Individual retirement accounts (IRAs) are a common method for saving for retirement, with tax incentives offered by the US government. Withdrawals from a traditional IRA are considered taxable income, but contributions can be made with pre-tax funds. Roth IRAs have fewer restrictions, but contributions must be made with after-tax dollars. Exceptions for early withdrawals include health insurance and education expenses, and IRA funds are protected in bankruptcy.
One of the most common methods used by people to save money for retirement is the individual retirement account (IRA). The United States government has offered incentives through the tax code for the use of IRAs, making them a valuable tool for accumulating retirement savings. When a person stops putting money into an IRA and starts withdrawing money from it, these withdrawals are called IRA distributions. With a Traditional IRA, a periodic IRA distribution can be made, without penalties, once the account holder reaches age 59.5.
Actually, an IRA distribution can be taken at any time, although there is usually a penalty if it is done too soon. Eventual withdrawal from an IRA is considered taxable income, but this does not mean that you cannot avoid a certain amount of tax by using an IRA. For example, a person may contribute a large portion of their annual income to an IRA, up to a certain dollar amount. These contributions can be made with pre-tax funds, which means that an individual could potentially be placed in a lower income tax bracket by contributing to their IRA.

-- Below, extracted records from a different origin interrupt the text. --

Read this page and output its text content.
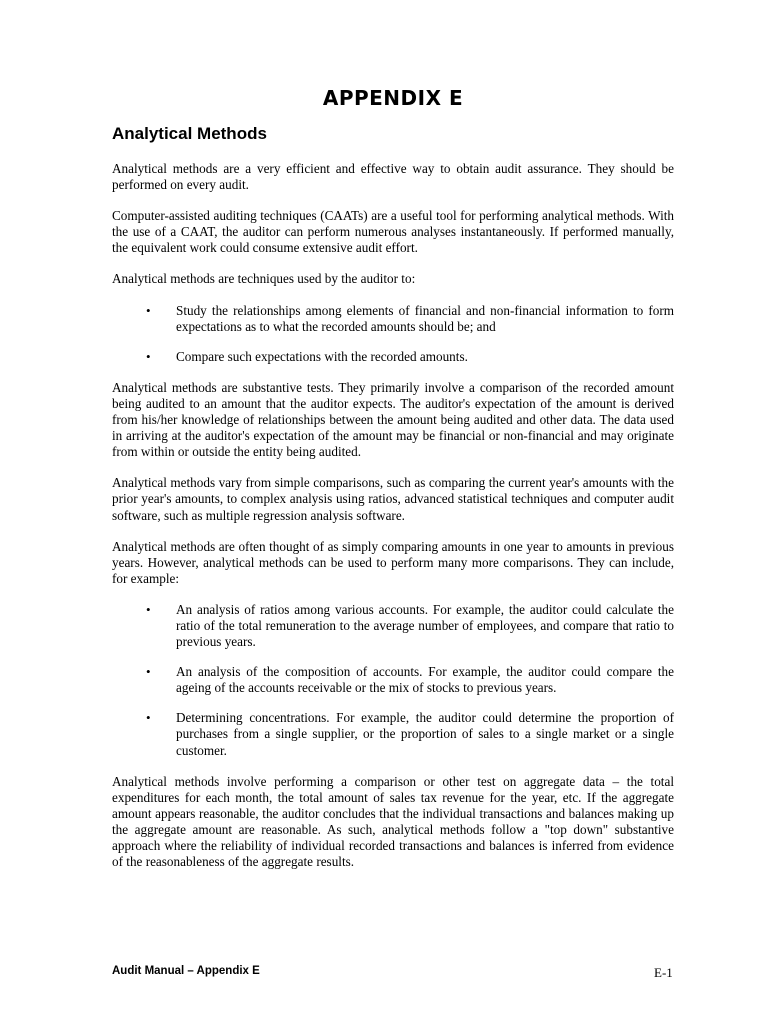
APPENDIX E
Analytical Methods

Analytical methods are a very efficient and effective way to obtain audit assurance. They should be performed on every audit.

Computer-assisted auditing techniques (CAATs) are a useful tool for performing analytical methods. With the use of a CAAT, the auditor can perform numerous analyses instantaneously. If performed manually, the equivalent work could consume extensive audit effort.

Analytical methods are techniques used by the auditor to:

• Study the relationships among elements of financial and non-financial information to form expectations as to what the recorded amounts should be; and
• Compare such expectations with the recorded amounts.

Analytical methods are substantive tests. They primarily involve a comparison of the recorded amount being audited to an amount that the auditor expects. The auditor's expectation of the amount is derived from his/her knowledge of relationships between the amount being audited and other data. The data used in arriving at the auditor's expectation of the amount may be financial or non-financial and may originate from within or outside the entity being audited.

Analytical methods vary from simple comparisons, such as comparing the current year's amounts with the prior year's amounts, to complex analysis using ratios, advanced statistical techniques and computer audit software, such as multiple regression analysis software.

Analytical methods are often thought of as simply comparing amounts in one year to amounts in previous years. However, analytical methods can be used to perform many more comparisons. They can include, for example:

• An analysis of ratios among various accounts. For example, the auditor could calculate the ratio of the total remuneration to the average number of employees, and compare that ratio to previous years.
• An analysis of the composition of accounts. For example, the auditor could compare the ageing of the accounts receivable or the mix of stocks to previous years.
• Determining concentrations. For example, the auditor could determine the proportion of purchases from a single supplier, or the proportion of sales to a single market or a single customer.

Analytical methods involve performing a comparison or other test on aggregate data – the total expenditures for each month, the total amount of sales tax revenue for the year, etc. If the aggregate amount appears reasonable, the auditor concludes that the individual transactions and balances making up the aggregate amount are reasonable. As such, analytical methods follow a "top down" substantive approach where the reliability of individual recorded transactions and balances is inferred from evidence of the reasonableness of the aggregate results.

Audit Manual – Appendix E	E-1
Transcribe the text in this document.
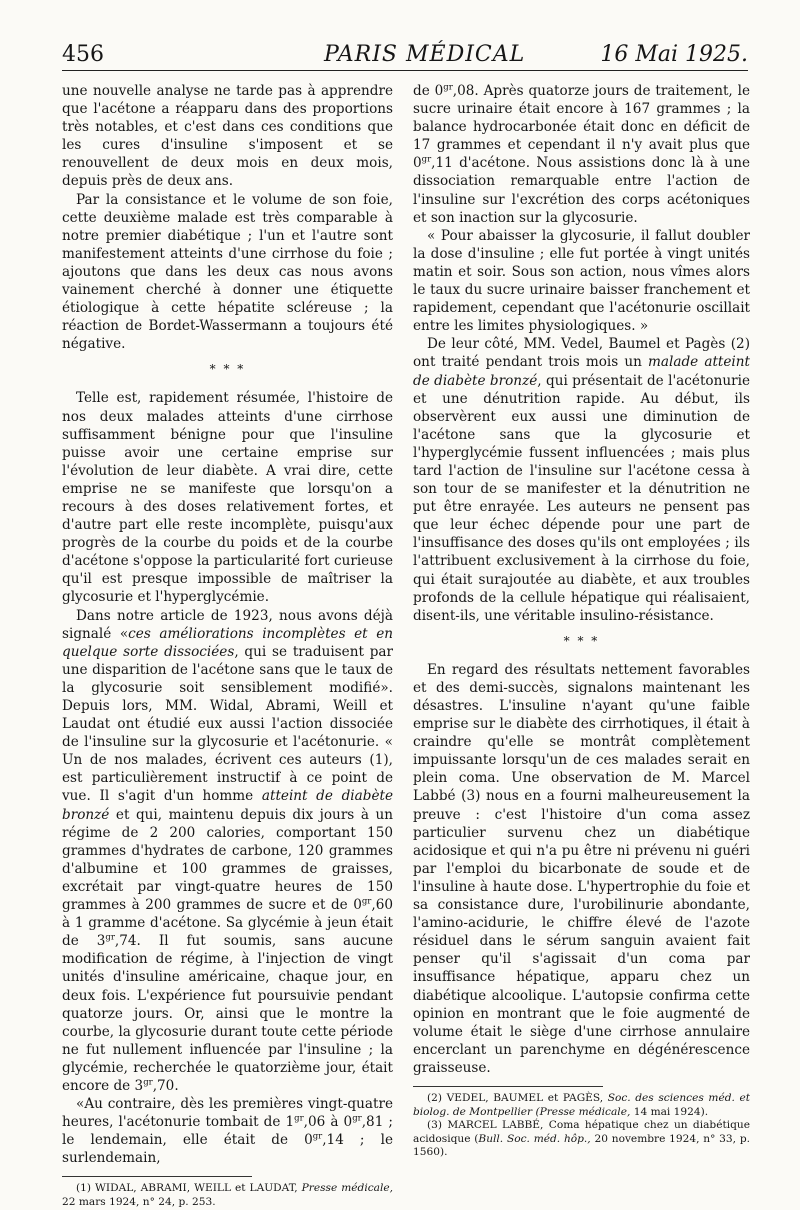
456	PARIS MÉDICAL	16 Mai 1925.

une nouvelle analyse ne tarde pas à apprendre que l'acétone a réapparu dans des proportions très notables, et c'est dans ces conditions que les cures d'insuline s'imposent et se renouvellent de deux mois en deux mois, depuis près de deux ans.

Par la consistance et le volume de son foie, cette deuxième malade est très comparable à notre premier diabétique ; l'un et l'autre sont manifestement atteints d'une cirrhose du foie ; ajoutons que dans les deux cas nous avons vainement cherché à donner une étiquette étiologique à cette hépatite scléreuse ; la réaction de Bordet-Wassermann a toujours été négative.

* * *

Telle est, rapidement résumée, l'histoire de nos deux malades atteints d'une cirrhose suffisamment bénigne pour que l'insuline puisse avoir une certaine emprise sur l'évolution de leur diabète. A vrai dire, cette emprise ne se manifeste que lorsqu'on a recours à des doses relativement fortes, et d'autre part elle reste incomplète, puisqu'aux progrès de la courbe du poids et de la courbe d'acétone s'oppose la particularité fort curieuse qu'il est presque impossible de maîtriser la glycosurie et l'hyperglycémie.

Dans notre article de 1923, nous avons déjà signalé «ces améliorations incomplètes et en quelque sorte dissociées, qui se traduisent par une disparition de l'acétone sans que le taux de la glycosurie soit sensiblement modifié». Depuis lors, MM. Widal, Abrami, Weill et Laudat ont étudié eux aussi l'action dissociée de l'insuline sur la glycosurie et l'acétonurie. « Un de nos malades, écrivent ces auteurs (1), est particulièrement instructif à ce point de vue. Il s'agit d'un homme atteint de diabète bronzé et qui, maintenu depuis dix jours à un régime de 2 200 calories, comportant 150 grammes d'hydrates de carbone, 120 grammes d'albumine et 100 grammes de graisses, excrétait par vingt-quatre heures de 150 grammes à 200 grammes de sucre et de $0^{gr},60$ à 1 gramme d'acétone. Sa glycémie à jeun était de $3^{gr},74$. Il fut soumis, sans aucune modification de régime, à l'injection de vingt unités d'insuline américaine, chaque jour, en deux fois. L'expérience fut poursuivie pendant quatorze jours. Or, ainsi que le montre la courbe, la glycosurie durant toute cette période ne fut nullement influencée par l'insuline ; la glycémie, recherchée le quatorzième jour, était encore de $3^{gr},70$.

«Au contraire, dès les premières vingt-quatre heures, l'acétonurie tombait de $1^{gr},06$ à $0^{gr},81$ ; le lendemain, elle était de $0^{gr},14$ ; le surlendemain,

(1) WIDAL, ABRAMI, WEILL et LAUDAT, Presse médicale, 22 mars 1924, n° 24, p. 253.

de $0^{gr},08$. Après quatorze jours de traitement, le sucre urinaire était encore à 167 grammes ; la balance hydrocarbonée était donc en déficit de 17 grammes et cependant il n'y avait plus que $0^{gr},11$ d'acétone. Nous assistions donc là à une dissociation remarquable entre l'action de l'insuline sur l'excrétion des corps acétoniques et son inaction sur la glycosurie.

« Pour abaisser la glycosurie, il fallut doubler la dose d'insuline ; elle fut portée à vingt unités matin et soir. Sous son action, nous vîmes alors le taux du sucre urinaire baisser franchement et rapidement, cependant que l'acétonurie oscillait entre les limites physiologiques. »

De leur côté, MM. Vedel, Baumel et Pagès (2) ont traité pendant trois mois un malade atteint de diabète bronzé, qui présentait de l'acétonurie et une dénutrition rapide. Au début, ils observèrent eux aussi une diminution de l'acétone sans que la glycosurie et l'hyperglycémie fussent influencées ; mais plus tard l'action de l'insuline sur l'acétone cessa à son tour de se manifester et la dénutrition ne put être enrayée. Les auteurs ne pensent pas que leur échec dépende pour une part de l'insuffisance des doses qu'ils ont employées ; ils l'attribuent exclusivement à la cirrhose du foie, qui était surajoutée au diabète, et aux troubles profonds de la cellule hépatique qui réalisaient, disent-ils, une véritable insulino-résistance.

* * *

En regard des résultats nettement favorables et des demi-succès, signalons maintenant les désastres. L'insuline n'ayant qu'une faible emprise sur le diabète des cirrhotiques, il était à craindre qu'elle se montrât complètement impuissante lorsqu'un de ces malades serait en plein coma. Une observation de M. Marcel Labbé (3) nous en a fourni malheureusement la preuve : c'est l'histoire d'un coma assez particulier survenu chez un diabétique acidosique et qui n'a pu être ni prévenu ni guéri par l'emploi du bicarbonate de soude et de l'insuline à haute dose. L'hypertrophie du foie et sa consistance dure, l'urobilinurie abondante, l'amino-acidurie, le chiffre élevé de l'azote résiduel dans le sérum sanguin avaient fait penser qu'il s'agissait d'un coma par insuffisance hépatique, apparu chez un diabétique alcoolique. L'autopsie confirma cette opinion en montrant que le foie augmenté de volume était le siège d'une cirrhose annulaire encerclant un parenchyme en dégénérescence graisseuse.

(2) VEDEL, BAUMEL et PAGÈS, Soc. des sciences méd. et biolog. de Montpellier (Presse médicale, 14 mai 1924).

(3) MARCEL LABBÉ, Coma hépatique chez un diabétique acidosique (Bull. Soc. méd. hôp., 20 novembre 1924, n° 33, p. 1560).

In the former case, a person will typically retire at a certain age and start withdrawing from their IRA. His IRA distribution is considered taxable income, but his distribution will probably be less than his income while he was working. This will put you back in a relatively low tax bracket, especially if your IRA distribution represents a large percentage of your income. All of this will have the effect of saving that person a great deal of money in taxes, over the course of his lifetime.

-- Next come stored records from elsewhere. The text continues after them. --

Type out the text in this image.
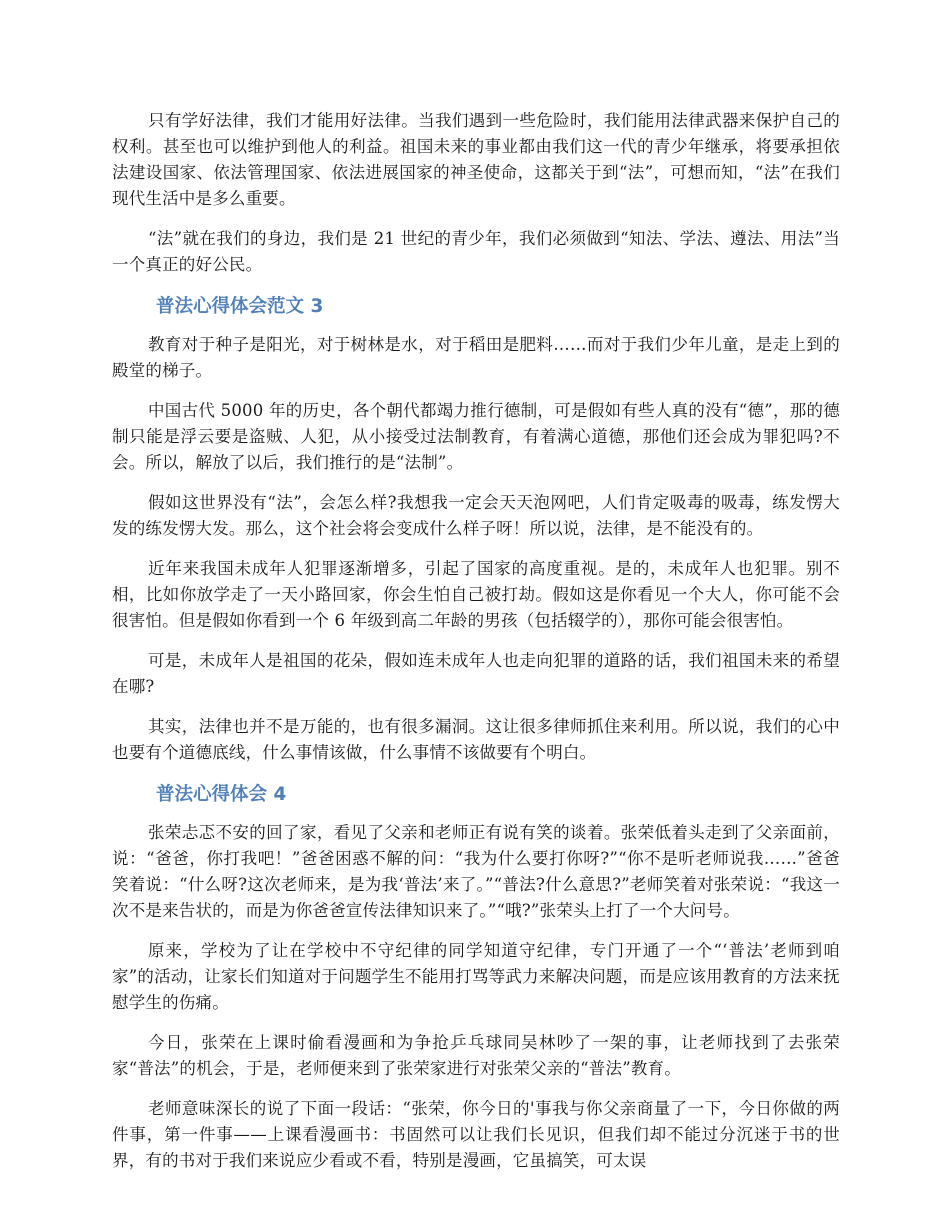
只有学好法律，我们才能用好法律。当我们遇到一些危险时，我们能用法律武器来保护自己的权利。甚至也可以维护到他人的利益。祖国未来的事业都由我们这一代的青少年继承，将要承担依法建设国家、依法管理国家、依法进展国家的神圣使命，这都关于到“法”，可想而知，“法”在我们现代生活中是多么重要。

“法”就在我们的身边，我们是 21 世纪的青少年，我们必须做到“知法、学法、遵法、用法”当一个真正的好公民。

普法心得体会范文 3

教育对于种子是阳光，对于树林是水，对于稻田是肥料……而对于我们少年儿童，是走上到的殿堂的梯子。

中国古代 5000 年的历史，各个朝代都竭力推行德制，可是假如有些人真的没有“德”，那的德制只能是浮云要是盗贼、人犯，从小接受过法制教育，有着满心道德，那他们还会成为罪犯吗?不会。所以，解放了以后，我们推行的是“法制”。

假如这世界没有“法”，会怎么样?我想我一定会天天泡网吧，人们肯定吸毒的吸毒，练发愣大发的练发愣大发。那么，这个社会将会变成什么样子呀！所以说，法律，是不能没有的。

近年来我国未成年人犯罪逐渐增多，引起了国家的高度重视。是的，未成年人也犯罪。别不相，比如你放学走了一天小路回家，你会生怕自己被打劫。假如这是你看见一个大人，你可能不会很害怕。但是假如你看到一个 6 年级到高二年龄的男孩（包括辍学的），那你可能会很害怕。

可是，未成年人是祖国的花朵，假如连未成年人也走向犯罪的道路的话，我们祖国未来的希望在哪?

其实，法律也并不是万能的，也有很多漏洞。这让很多律师抓住来利用。所以说，我们的心中也要有个道德底线，什么事情该做，什么事情不该做要有个明白。

普法心得体会 4

张荣忐忑不安的回了家，看见了父亲和老师正有说有笑的谈着。张荣低着头走到了父亲面前，说：“爸爸，你打我吧！”爸爸困惑不解的问：“我为什么要打你呀?”“你不是听老师说我……”爸爸笑着说：“什么呀?这次老师来，是为我‘普法’来了。”“普法?什么意思?”老师笑着对张荣说：“我这一次不是来告状的，而是为你爸爸宣传法律知识来了。”“哦?”张荣头上打了一个大问号。

原来，学校为了让在学校中不守纪律的同学知道守纪律，专门开通了一个“‘普法’老师到咱家”的活动，让家长们知道对于问题学生不能用打骂等武力来解决问题，而是应该用教育的方法来抚慰学生的伤痛。

今日，张荣在上课时偷看漫画和为争抢乒乓球同吴林吵了一架的事，让老师找到了去张荣家“普法”的机会，于是，老师便来到了张荣家进行对张荣父亲的“普法”教育。

老师意味深长的说了下面一段话：“张荣，你今日的'事我与你父亲商量了一下，今日你做的两件事，第一件事——上课看漫画书：书固然可以让我们长见识，但我们却不能过分沉迷于书的世界，有的书对于我们来说应少看或不看，特别是漫画，它虽搞笑，可太误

A person can take an IRA distribution, without penalty, once they reach age 59.5. In addition, that person must begin taking a distribution before April 1 of the year in which he turns age 70.5. At that point, a certain minimum amount must be withdrawn called the Required Minimum Distribution, according to tax law.
All of this is true of most IRAs. A Roth IRA, on the other hand, has fewer restrictions on what can and cannot be done with the money once it’s in the account. However, it’s worth noting that contributions to a Roth IRA must be made with after-tax dollars.
There are certain situations in which a person can take an IRA distribution before it would normally be allowed. These exceptions include withdrawals to pay for health insurance while a person is unemployed and certain qualified educational expenses. IRA accounts also offer a little-known added benefit: IRA funds are protected in the event the account holder becomes a debtor in a bankruptcy proceeding.